Nearly 75 Percent of Businesses Report They’re Bringing Employees Back to the Office.
According to a new survey, longtime employees are ready to head back to their desks. Newer Workers? Not so much.
The days of endless Zoom calls and Slack notifications are about to be over for many American workers. Nearly 74 percent of businesses report they’re bringing employees back to the office, according to a survey this month conducted by Chicago-based staffing and recruiting firm LaSalle Network. That’s a 25 percent increase from the survey’s findings in March.
Following the widespread availability of the Covid-19 vaccine and a return to social engagements, companies are next in line to return to normal. “People either socially or professionally are going out and living life normally with the vaccine,” LaSalle’s CEO Tom Gimbel told CNBC’s Squawk Box July 15.
Many large companies are already returning to office life, or planning to do so soon. Goldman Sachs welcomed most of its workers back in June, and Citi is planning to reopen its offices in September. Facebook and Apple are looking at plans for at least a partial return in 2021. Google is planning a return to the office for most employees in the second half of 2021, despite reports from employees that productivity increased during last year’s period of remote work.
While many workers prefer to work from home, Gimbel noted that employees with longer tenures are much more likely to want to return to the office. “We’re actually seeing that employees that spend more than four years at the same company are more inclined to want to come back,” he said. Newer employees, considered those who have worked at the company for less than three years, seem to prefer to work from home.

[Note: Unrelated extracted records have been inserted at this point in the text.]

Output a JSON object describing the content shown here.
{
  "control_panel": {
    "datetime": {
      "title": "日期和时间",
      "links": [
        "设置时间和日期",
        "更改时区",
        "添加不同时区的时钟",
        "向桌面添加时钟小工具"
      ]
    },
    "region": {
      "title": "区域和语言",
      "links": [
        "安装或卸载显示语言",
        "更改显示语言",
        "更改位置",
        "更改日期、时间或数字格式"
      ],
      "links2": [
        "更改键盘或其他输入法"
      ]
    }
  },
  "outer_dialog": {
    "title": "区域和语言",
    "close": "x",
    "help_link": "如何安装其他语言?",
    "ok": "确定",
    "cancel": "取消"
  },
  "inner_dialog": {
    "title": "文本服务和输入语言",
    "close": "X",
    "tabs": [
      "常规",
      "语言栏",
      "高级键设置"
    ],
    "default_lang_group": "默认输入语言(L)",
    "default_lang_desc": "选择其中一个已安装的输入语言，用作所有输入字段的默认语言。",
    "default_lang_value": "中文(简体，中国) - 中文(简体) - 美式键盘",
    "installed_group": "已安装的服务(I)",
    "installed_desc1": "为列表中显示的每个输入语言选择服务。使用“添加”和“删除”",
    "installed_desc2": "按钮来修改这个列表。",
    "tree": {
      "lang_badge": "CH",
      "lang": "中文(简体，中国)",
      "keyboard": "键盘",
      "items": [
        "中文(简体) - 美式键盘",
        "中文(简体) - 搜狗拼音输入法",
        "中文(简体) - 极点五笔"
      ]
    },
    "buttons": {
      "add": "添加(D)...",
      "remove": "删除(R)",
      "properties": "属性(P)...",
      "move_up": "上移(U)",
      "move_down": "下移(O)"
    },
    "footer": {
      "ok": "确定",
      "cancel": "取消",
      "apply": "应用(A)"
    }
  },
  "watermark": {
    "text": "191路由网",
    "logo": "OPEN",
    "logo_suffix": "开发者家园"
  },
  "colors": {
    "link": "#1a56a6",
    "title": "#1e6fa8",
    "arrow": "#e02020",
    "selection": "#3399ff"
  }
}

Considering bringing everyone back to your office soon? Gimbel advises making sure that employees know your motive for ending remote work. “Do you really care about the employees, or are you trying to bring back them back for an ulterior motive?” Gimbel said, in an interview with Inc. And if you are bringing them back for good reasons, he says, give them plenty of notice.
Also, don’t throw employees into the deep end of in-office work. Ease the transition by asking them to come in two or three days a week at first.
Finally, make the office a place where people will want to return. If most workers shut themselves in their offices or cubicles and rarely socialize, a return to the office likely won’t add much value.
“You’ve got to figure out how to make an office environment more fun again,” says Gimbel.